Travel Journal: Mexico
“¡Vamos!” rang out as a pack of six Americans scurried from one sidewalk to the other, challenging the car billowing towards them to a game of “can the chicken get to the other side?” Late morning meant the sun was beginning to release its wrath on the busy sidewalks of the centro. We were looking for the bus terminal, the one Sarah Bugg had seen a few days prior that she swore was just around every “next corner.” Good thing our Spanish is improving! “¿Dónde está la terminal de camiones?” (Where is the bus terminal?) “Three blocks south and two blocks east.” Southeast we bustled. “Dónde está la terminal de camiones?” “Two blocks north and three blocks west” About-turn. From an aerial view we must have looked like rats searching for the cheese at the end of the maze. This is exactly what we expected and at the first sign of any frustration we reminded our comrades, “¡Es una aventura!”
We had decided the day before to head out in the morning for the bus terminal, pick a city no more than about two hours from Mérida and go explore. Well, that is precisely what we did. No maps, no set destination, a few pesos in our pockets and off we went. The first bus terminal we found provided transportation to only Ticúl, a small city about a one hour and 20 minutes drive south of Mérida known for its many zapaterías (shoe stores) and cerámicas de barro (earthenware pottery). Tickets in hand and about 20 minutes to spare, Lilly Brooks reminded us all of a tempting panadería (bakery) we passed not far from the terminal. With our mouth-watering pan dulces (sweet breads), or a very recognizable chocolate-frosted donut with sprinkles Nolan Weddle enthusiastically selected, packed in our bags we were ready to ship out!
Before I lose myself completely in the telling of this aventura, I must express the hypnotic effect the panaderías have on my poor, weak soul. At any point in the day they emit the most tantalizing aroma. Knowing pan dulces tend to lack beneficial contribution to one’s health goals, this antagonizing tickle that immediately travels from your nose straight to the deepest depths of your being is hard enough to resist. Throw in their seemingly omnipresence on every streetcorner of every neighborhood, and I’m as good as dead. At least one would think. The only thing preventing me from complete gluttony of these sweet, yeasty perfections is an equally captivating treat called the paleta de coco (coconut popsicles). Which brings me back to la aventura.

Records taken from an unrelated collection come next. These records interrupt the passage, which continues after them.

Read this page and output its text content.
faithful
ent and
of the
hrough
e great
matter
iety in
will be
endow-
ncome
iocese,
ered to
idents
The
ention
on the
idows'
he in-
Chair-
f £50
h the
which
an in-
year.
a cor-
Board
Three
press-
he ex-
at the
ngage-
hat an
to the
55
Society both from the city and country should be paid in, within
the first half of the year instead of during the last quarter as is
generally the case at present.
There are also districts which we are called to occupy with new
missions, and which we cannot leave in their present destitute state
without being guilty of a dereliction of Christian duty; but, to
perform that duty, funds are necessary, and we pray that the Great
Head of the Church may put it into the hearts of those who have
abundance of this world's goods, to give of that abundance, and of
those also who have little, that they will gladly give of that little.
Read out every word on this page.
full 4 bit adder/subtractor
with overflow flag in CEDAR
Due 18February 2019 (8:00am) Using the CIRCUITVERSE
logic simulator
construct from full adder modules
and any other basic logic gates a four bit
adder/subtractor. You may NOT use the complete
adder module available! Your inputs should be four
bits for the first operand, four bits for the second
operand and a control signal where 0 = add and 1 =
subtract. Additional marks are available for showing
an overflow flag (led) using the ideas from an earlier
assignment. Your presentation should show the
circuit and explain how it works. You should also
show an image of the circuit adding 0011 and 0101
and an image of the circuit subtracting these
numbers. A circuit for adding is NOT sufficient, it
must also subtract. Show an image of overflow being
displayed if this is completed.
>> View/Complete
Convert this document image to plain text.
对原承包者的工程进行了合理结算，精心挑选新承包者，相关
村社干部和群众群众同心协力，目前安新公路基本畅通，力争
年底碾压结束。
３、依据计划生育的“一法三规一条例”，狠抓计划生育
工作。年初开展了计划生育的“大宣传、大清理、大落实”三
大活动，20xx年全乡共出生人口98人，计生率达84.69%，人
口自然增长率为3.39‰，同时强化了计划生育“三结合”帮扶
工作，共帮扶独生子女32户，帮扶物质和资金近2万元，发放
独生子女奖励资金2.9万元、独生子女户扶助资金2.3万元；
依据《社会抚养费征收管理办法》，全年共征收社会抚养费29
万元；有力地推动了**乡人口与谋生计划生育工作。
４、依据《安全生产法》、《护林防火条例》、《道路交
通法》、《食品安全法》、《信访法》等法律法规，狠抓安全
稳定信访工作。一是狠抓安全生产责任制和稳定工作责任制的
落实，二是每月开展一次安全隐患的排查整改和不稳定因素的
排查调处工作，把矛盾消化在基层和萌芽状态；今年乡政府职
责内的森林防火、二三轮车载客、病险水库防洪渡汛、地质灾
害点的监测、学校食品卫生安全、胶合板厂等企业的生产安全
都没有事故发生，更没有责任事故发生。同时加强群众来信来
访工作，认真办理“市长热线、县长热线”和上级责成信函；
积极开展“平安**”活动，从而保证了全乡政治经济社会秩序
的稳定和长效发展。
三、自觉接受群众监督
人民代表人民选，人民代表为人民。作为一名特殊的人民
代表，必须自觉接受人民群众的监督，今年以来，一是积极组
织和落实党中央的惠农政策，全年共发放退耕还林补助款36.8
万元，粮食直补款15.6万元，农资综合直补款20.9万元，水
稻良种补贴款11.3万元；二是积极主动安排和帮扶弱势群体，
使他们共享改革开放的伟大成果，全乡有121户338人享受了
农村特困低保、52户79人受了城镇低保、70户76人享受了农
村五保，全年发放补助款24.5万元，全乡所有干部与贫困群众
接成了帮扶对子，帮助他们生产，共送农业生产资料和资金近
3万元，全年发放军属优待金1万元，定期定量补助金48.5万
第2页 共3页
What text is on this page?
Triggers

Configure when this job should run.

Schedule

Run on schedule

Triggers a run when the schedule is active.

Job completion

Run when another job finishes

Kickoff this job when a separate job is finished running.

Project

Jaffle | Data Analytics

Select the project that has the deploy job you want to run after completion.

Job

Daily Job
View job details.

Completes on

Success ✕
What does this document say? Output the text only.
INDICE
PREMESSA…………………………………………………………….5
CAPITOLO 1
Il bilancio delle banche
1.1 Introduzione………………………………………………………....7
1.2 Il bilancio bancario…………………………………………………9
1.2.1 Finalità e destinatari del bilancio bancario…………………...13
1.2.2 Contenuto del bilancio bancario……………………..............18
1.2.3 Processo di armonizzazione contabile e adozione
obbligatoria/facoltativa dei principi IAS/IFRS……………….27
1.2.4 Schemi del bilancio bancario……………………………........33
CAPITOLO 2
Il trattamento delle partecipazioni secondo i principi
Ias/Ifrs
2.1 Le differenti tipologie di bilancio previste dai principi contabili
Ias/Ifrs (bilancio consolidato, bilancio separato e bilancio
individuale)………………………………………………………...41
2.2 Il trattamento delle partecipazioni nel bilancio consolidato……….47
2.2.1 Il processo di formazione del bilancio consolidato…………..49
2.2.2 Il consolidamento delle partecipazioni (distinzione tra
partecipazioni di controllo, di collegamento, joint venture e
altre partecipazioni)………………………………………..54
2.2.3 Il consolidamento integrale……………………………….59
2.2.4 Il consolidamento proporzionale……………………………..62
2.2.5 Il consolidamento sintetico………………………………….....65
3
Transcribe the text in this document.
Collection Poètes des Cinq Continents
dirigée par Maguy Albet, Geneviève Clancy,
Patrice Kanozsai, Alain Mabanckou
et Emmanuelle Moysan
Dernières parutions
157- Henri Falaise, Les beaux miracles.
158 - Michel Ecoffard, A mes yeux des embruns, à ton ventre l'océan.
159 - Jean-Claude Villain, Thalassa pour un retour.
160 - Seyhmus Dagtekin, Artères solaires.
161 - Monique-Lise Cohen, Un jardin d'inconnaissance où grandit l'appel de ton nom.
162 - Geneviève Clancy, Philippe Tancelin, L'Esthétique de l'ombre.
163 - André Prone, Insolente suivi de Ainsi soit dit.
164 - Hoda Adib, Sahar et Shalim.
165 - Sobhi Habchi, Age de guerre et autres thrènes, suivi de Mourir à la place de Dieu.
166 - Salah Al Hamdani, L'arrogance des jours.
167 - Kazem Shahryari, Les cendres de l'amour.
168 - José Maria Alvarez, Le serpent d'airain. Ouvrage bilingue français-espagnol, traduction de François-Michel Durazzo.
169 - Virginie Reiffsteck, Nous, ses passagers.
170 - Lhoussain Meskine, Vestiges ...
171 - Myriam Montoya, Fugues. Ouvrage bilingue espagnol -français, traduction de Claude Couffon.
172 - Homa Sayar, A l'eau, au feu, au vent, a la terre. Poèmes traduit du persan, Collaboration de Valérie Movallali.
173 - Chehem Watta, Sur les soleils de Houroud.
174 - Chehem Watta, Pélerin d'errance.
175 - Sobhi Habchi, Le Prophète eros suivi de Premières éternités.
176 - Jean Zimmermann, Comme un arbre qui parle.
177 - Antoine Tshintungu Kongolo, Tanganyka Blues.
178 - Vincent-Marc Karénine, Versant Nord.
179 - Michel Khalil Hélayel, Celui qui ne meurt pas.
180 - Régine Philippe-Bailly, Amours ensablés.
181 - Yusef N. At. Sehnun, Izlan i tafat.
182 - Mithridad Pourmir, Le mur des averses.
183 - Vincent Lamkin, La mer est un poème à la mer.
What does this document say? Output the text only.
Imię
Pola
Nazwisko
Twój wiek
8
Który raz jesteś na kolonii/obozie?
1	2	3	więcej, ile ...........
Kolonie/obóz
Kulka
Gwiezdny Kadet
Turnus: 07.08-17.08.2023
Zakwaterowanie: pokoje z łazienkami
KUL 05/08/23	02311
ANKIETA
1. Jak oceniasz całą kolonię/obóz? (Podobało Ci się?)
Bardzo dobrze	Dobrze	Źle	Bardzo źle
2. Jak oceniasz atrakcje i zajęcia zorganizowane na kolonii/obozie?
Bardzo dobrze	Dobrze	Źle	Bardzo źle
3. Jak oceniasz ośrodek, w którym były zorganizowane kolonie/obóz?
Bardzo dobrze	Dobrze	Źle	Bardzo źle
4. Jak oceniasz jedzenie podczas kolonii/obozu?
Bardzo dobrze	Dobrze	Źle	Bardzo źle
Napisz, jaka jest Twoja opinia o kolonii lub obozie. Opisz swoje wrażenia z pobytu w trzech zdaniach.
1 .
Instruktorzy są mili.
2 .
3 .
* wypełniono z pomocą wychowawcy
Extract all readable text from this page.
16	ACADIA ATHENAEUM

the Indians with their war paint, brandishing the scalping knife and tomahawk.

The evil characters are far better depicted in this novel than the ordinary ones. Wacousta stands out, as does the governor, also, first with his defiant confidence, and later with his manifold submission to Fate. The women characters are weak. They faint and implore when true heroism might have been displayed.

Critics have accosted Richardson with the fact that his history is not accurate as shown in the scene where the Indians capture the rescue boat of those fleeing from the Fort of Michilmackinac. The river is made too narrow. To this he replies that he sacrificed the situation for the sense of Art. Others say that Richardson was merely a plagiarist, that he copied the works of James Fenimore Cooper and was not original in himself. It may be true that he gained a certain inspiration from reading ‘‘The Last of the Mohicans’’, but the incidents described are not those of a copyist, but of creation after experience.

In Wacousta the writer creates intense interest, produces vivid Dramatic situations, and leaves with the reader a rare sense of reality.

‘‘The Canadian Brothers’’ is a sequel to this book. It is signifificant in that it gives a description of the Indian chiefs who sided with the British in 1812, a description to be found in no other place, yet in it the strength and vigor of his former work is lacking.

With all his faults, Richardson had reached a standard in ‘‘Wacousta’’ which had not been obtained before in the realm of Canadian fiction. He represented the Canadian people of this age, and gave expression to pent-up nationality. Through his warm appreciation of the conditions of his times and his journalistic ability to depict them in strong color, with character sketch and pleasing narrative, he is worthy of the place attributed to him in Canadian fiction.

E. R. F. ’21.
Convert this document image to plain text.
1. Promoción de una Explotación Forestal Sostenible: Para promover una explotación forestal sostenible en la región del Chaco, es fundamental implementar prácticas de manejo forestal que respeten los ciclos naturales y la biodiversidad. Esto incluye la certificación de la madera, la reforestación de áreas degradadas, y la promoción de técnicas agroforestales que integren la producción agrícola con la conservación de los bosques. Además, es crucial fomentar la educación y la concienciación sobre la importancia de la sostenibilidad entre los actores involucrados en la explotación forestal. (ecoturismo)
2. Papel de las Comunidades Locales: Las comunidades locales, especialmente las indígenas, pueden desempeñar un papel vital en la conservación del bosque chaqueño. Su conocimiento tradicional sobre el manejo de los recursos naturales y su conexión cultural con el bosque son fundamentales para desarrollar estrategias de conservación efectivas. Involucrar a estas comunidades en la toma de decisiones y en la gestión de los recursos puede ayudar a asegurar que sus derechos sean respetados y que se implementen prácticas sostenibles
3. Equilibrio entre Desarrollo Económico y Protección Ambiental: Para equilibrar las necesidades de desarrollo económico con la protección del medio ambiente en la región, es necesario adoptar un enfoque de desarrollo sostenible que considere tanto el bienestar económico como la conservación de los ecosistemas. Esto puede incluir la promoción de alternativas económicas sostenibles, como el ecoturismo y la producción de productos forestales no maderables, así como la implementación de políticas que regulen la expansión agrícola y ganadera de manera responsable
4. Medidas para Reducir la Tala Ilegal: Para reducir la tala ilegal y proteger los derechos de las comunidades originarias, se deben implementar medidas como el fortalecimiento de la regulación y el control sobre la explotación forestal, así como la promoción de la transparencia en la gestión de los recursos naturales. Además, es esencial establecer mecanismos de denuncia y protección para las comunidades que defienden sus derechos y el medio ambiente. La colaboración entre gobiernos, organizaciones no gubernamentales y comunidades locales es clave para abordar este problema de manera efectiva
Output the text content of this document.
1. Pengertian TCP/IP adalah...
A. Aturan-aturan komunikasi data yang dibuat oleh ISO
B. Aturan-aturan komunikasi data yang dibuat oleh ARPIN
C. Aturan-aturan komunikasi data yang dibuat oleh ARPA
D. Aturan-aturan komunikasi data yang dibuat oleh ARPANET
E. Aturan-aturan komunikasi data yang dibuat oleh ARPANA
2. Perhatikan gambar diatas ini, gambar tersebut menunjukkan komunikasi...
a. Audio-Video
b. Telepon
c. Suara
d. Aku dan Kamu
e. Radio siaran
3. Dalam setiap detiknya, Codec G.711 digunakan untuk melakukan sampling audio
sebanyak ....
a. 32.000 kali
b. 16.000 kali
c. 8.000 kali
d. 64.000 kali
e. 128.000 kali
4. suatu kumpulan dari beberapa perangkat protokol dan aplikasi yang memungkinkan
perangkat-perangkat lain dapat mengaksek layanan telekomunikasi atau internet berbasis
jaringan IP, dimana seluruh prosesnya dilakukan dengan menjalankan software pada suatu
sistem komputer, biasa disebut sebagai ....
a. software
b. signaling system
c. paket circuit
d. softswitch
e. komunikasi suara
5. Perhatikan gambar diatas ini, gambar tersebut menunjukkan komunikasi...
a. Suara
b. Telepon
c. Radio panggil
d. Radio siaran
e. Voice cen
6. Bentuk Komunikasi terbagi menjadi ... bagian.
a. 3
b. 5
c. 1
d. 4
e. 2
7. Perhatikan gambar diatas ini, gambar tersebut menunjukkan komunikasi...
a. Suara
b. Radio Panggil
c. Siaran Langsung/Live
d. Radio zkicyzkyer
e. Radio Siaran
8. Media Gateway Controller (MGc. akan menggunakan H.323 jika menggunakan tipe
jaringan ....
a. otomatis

As we drove into the city, the heavy presence of pottery shops was clearly seen. As the anticipation to discover a new city grew, so did that beast inside, growling for more Mexican cuisine. When our feet hit the pavement, our eyes were peeled for one of the many restaurants that are ready to serve us a delectable meal to soothe our hunger pangs. After a good 45 minutes and a few circles around the city center, no luck. Not one restaurant. Surely the people of Ticúl like to eat? When we randomly wandered upon the city’s “food court,” a row of about 15 small kitchen booths, we were not aware of how perfect our food selection would feed into our “adventure” mindset for the day.